Monday, August 29, 2005

Megachurch pastor biggest beneficiary of charity he founded (RUDE COMMENTARY)

Associated Press

Jesus wasn't broke, and leaders of churches shouldn't be either. Jesus had his legitimate needs met, mostly by his women followers. He said that it was about as difficult for a rich man to get into the Kingdom of God, as it is for a Camel, through the eye of a needle. (The bit about "though all things are possible with God, was, according to scholars, added later, to perhaps soften one of Jesus great teachings. He advised the wealthy gentleman, who had apparently lived a quite righteous life, for he said that he obeyed the Laws of Moses, faithfully, to sell it all and give the profits to the poor. He didn't say, "well, let's big a humongous structure where people, who have deified me and turned me into an icon and see how rich we can all become off selling God." 

As a matter of fact, Jesus was usually a fairly polite man, though he said what he thought, without hesitation, for the most part. He had his moments when he was a little snarly and rude to people, but the biggest fit he ever threw was about those money-changers in the Temple. He knew, as one can tell from a thorough study all of his teachings, that money corrupted people, because it meant power, in his day, just as in ours. 

That's what Bishop Eddie Long, who heads Georgia's biggest church, has to say in defense of his grand lifestyle, funded largely by the nonprofit religious charity he started in 1997.

According to tax records, Bishop Eddie Long Ministries, Inc. provided him with more than $3 million in salary and benefits, including a $1.4 million 20-acre home and use of a $350,000 Bentley. Long also received more than $1 million in salary, including $494,000 in 2000. This guy is sort of like a christian Rashnesh, eh? This is no man of God. He is a idol worshipper; the biggest graven image going, MONEY.

Long maintains the money came from royalties, speaking fees and several large donations - not from members of New Birth Missionary Baptist Church, where he became pastor in 1987. The charity stopped operating in 2000.

During his 18-year tenure, New Birth has swelled from 300 members to 25,000. Long told the Atlanta Journal-Constitution he heads an international corporation, not just a church.

"You've got to put me on a different scale than the little black preacher sitting over there that's supposed to be just getting by because the people are suffering," he said. I can't even comment on this, it is so incredibly ludicrous.

Long's charity and his church were separate organizations, and his charity was incorporated as a nonprofit religious corporation - not a church. He and his wife, Vanessa, were two of the charity's four board members.

The charity, which Long incorporated in New York in 1995, made $3.1 million in donations to others between 1997 and 2000, according to tax records - compared to at least $3.07 million paid to Long during the same period.

Nonprofits are exempt from paying state and federal income taxes if they meet certain criteria, but executives' benefits may not be excessive according to federal law.

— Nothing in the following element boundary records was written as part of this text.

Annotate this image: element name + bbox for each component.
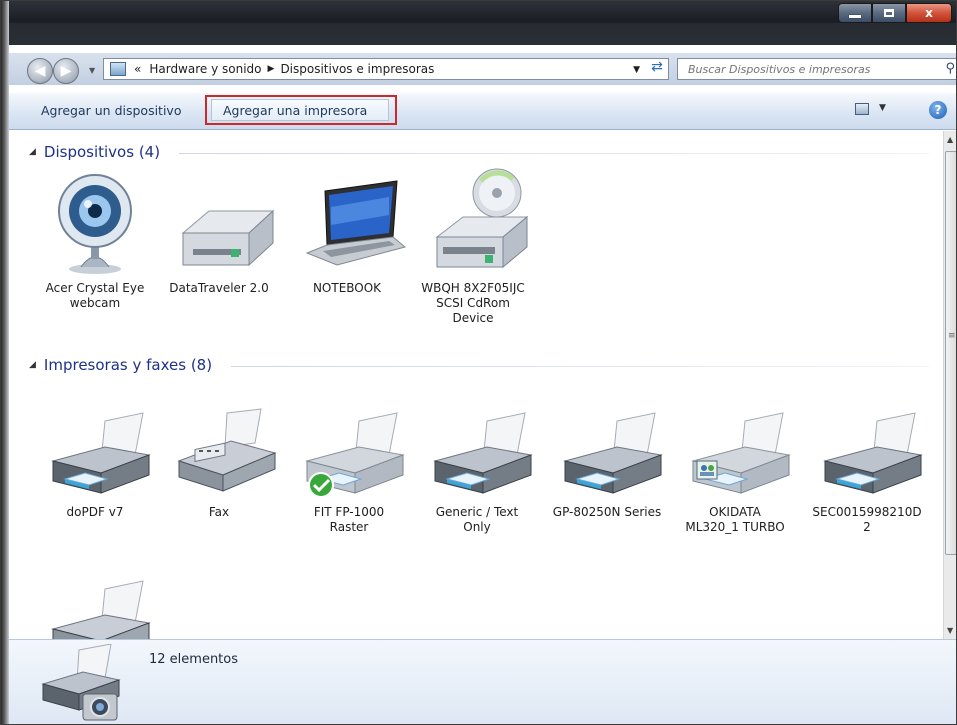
breadcrumb-overflow[interactable]: « — [134, 62, 141, 76]
group-header-printers[interactable]: ◢ Impresoras y faxes (8) — [29, 356, 212, 374]
caption-buttons: x — [838, 3, 952, 23]
forward-arrow-icon: ▶ — [60, 63, 72, 79]
device-item-datatraveler[interactable]: DataTraveler 2.0 — [161, 167, 277, 296]
title-bar[interactable]: x — [9, 1, 956, 45]
printer-item-okidata[interactable]: OKIDATA ML320_1 TURBO — [677, 403, 793, 535]
refresh-icon: ⇄ — [651, 59, 663, 75]
item-count: 12 elementos — [149, 652, 239, 667]
search-icon[interactable]: ⚲ — [945, 61, 955, 76]
printer-item-generic-text[interactable]: Generic / Text Only — [419, 403, 535, 535]
highlight-box — [205, 95, 397, 125]
group-header-devices[interactable]: ◢ Dispositivos (4) — [29, 143, 160, 161]
scroll-thumb[interactable] — [945, 151, 956, 555]
item-label: OKIDATA ML320_1 TURBO — [685, 505, 785, 534]
laptop-icon — [297, 167, 407, 267]
webcam-icon — [45, 167, 145, 274]
group-title: Impresoras y faxes (8) — [43, 356, 213, 374]
navigation-bar: ◀ ▶ ▼ « Hardware y sonido ▶ Dispositivos… — [9, 53, 956, 85]
printer-item-sec0015998210d2[interactable]: SEC0015998210D 2 — [805, 403, 929, 535]
printer-item-fax[interactable]: Fax — [161, 403, 277, 520]
fax-icon — [169, 403, 277, 503]
drive-icon — [169, 167, 275, 267]
printer-shared-icon — [685, 403, 791, 503]
scroll-down-icon[interactable]: ▼ — [947, 626, 953, 635]
item-label: NOTEBOOK — [312, 281, 382, 295]
window-edge — [1, 1, 9, 724]
maximize-button[interactable] — [872, 3, 906, 23]
view-options-dropdown-icon[interactable]: ▼ — [879, 103, 886, 113]
scroll-grip-icon: ≡ — [948, 331, 956, 341]
minimize-icon — [849, 14, 861, 18]
forward-button[interactable]: ▶ — [53, 58, 79, 84]
printer-icon — [45, 403, 151, 503]
breadcrumb-devices[interactable]: Dispositivos e impresoras — [280, 62, 434, 76]
collapse-triangle-icon[interactable]: ◢ — [29, 147, 36, 157]
printer-item-partial[interactable] — [37, 571, 153, 639]
explorer-window: x ◀ ▶ ▼ « Hardware y sonido ▶ Dispositiv… — [0, 0, 957, 725]
device-item-cdrom[interactable]: WBQH 8X2F05IJC SCSI CdRom Device — [415, 167, 531, 326]
printer-icon — [557, 403, 663, 503]
maximize-icon — [884, 9, 894, 17]
printer-item-fit-fp1000[interactable]: FIT FP-1000 Raster — [291, 403, 407, 535]
back-button[interactable]: ◀ — [27, 58, 53, 84]
recent-pages-dropdown[interactable]: ▼ — [89, 66, 95, 75]
control-panel-icon — [110, 62, 126, 76]
address-dropdown-icon[interactable]: ▼ — [633, 65, 640, 75]
refresh-button[interactable]: ⇄ — [643, 56, 671, 78]
item-label: GP-80250N Series — [552, 505, 662, 519]
search-box[interactable]: ⚲ — [677, 58, 956, 80]
scroll-up-icon[interactable]: ▲ — [947, 135, 953, 144]
item-label: Acer Crystal Eye webcam — [45, 281, 145, 310]
vertical-scrollbar[interactable]: ▲ ≡ ▼ — [943, 131, 956, 639]
devices-content: ◢ Dispositivos (4) Acer Crystal Eye webc… — [9, 131, 943, 639]
group-divider — [231, 366, 929, 367]
close-button[interactable]: x — [906, 3, 952, 23]
item-label: Generic / Text Only — [435, 505, 519, 534]
close-icon: x — [925, 6, 933, 20]
group-divider — [179, 153, 929, 154]
device-item-webcam[interactable]: Acer Crystal Eye webcam — [37, 167, 153, 311]
printer-icon — [427, 403, 533, 503]
command-bar: Agregar un dispositivo Agregar una impre… — [9, 93, 956, 130]
search-input[interactable] — [686, 61, 930, 77]
printer-default-icon — [299, 403, 405, 503]
printer-icon — [45, 571, 151, 639]
printer-icon — [817, 403, 923, 503]
breadcrumb-separator-icon[interactable]: ▶ — [268, 64, 275, 74]
breadcrumb-hardware[interactable]: Hardware y sonido — [149, 62, 261, 76]
minimize-button[interactable] — [838, 3, 872, 23]
printer-item-gp80250n[interactable]: GP-80250N Series — [549, 403, 665, 520]
change-view-button[interactable] — [855, 103, 869, 115]
item-label: Fax — [208, 505, 230, 519]
printer-item-dopdf[interactable]: doPDF v7 — [37, 403, 153, 520]
add-device-button[interactable]: Agregar un dispositivo — [41, 103, 181, 118]
cdrom-icon — [423, 167, 529, 269]
item-label: SEC0015998210D 2 — [812, 505, 922, 534]
help-icon: ? — [934, 103, 942, 117]
printer-camera-icon — [39, 643, 125, 724]
item-label: DataTraveler 2.0 — [169, 281, 269, 295]
back-arrow-icon: ◀ — [34, 63, 46, 79]
details-pane: 12 elementos — [9, 639, 956, 724]
group-title: Dispositivos (4) — [43, 143, 161, 161]
help-button[interactable]: ? — [929, 101, 947, 119]
item-label: WBQH 8X2F05IJC SCSI CdRom Device — [421, 281, 525, 325]
address-bar[interactable]: « Hardware y sonido ▶ Dispositivos e imp… — [103, 58, 669, 80]
collapse-triangle-icon[interactable]: ◢ — [29, 360, 36, 370]
item-label: FIT FP-1000 Raster — [313, 505, 385, 534]
device-item-notebook[interactable]: NOTEBOOK — [289, 167, 407, 296]
item-label: doPDF v7 — [66, 505, 124, 519]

Churches must report to the IRS how much they pay employees, but those records are not public. The charity's tax returns are public record.

Long's benefits were excessive, said Jeff Krehely, deputy director of the National Committee for Responsive Philanthropy, a Washington-based group that promotes accountability in the philanthropic community. Ya think?

"After reviewing the compensation packages of foundation executives, including those who have been written up in the press as being excessive, I've never seen anything quite like what Long (was) getting, when you include his salary, the house and the car," Krehely said.

Long's tax attorney, J. David Epstein, said the charity's compensation committee decided to use some of the charity's assets to pay Long for his work at New Birth to make up for years when he was underpaid.

"Bishop Long has never received the legal amount of compensation he is due by law," said Epstein, a Philadelphia lawyer specializing in church law and producer of a video for pastors called "How to Maximize Your Clergy Salary and Benefits Package."

Long used to receive a salary from New Birth, but now accepts "love offerings" from church members, according to a church spokesman.

Sen. Chuck Grassley (R-Iowa), who chairs a Senate committee investigating lavish salaries of nonprofit executives, expressed concern upon hearing about Long's situation.

"I'm worried that a few people are confusing the ringing of a church bell with the ringing of a cash register," Grassley said in a statement to the Atlanta Journal-Constitution. "When I hear about leaders of charities being provided a $300,000 Bentley to drive around in, my fear is that it's the taxpayers who subsidize this charity who are really being taken for a ride."

Long says he represents a "paradigm shift" in the black church, and that any problems people have with his charity stem from people's expectations that pastors should be poor. He said his congregation is inspired by seeing its pastor do well.

"I'm not going to apologize for anything."

Well, of course not. Christians can say and do any stupid, greedy thing and never apologize. Their "chosen" preznit leads by example. Never admit a mistake and for Heaven's sake do not say you are sorry for anything, ever..

I realize that nothing these false christians do or say should surprise me anymore, and I am not really surprised, but it still makes me want to go find this guy and slap some sense into him or just slap the hell out of him, whether he gains any sense is really beside the point.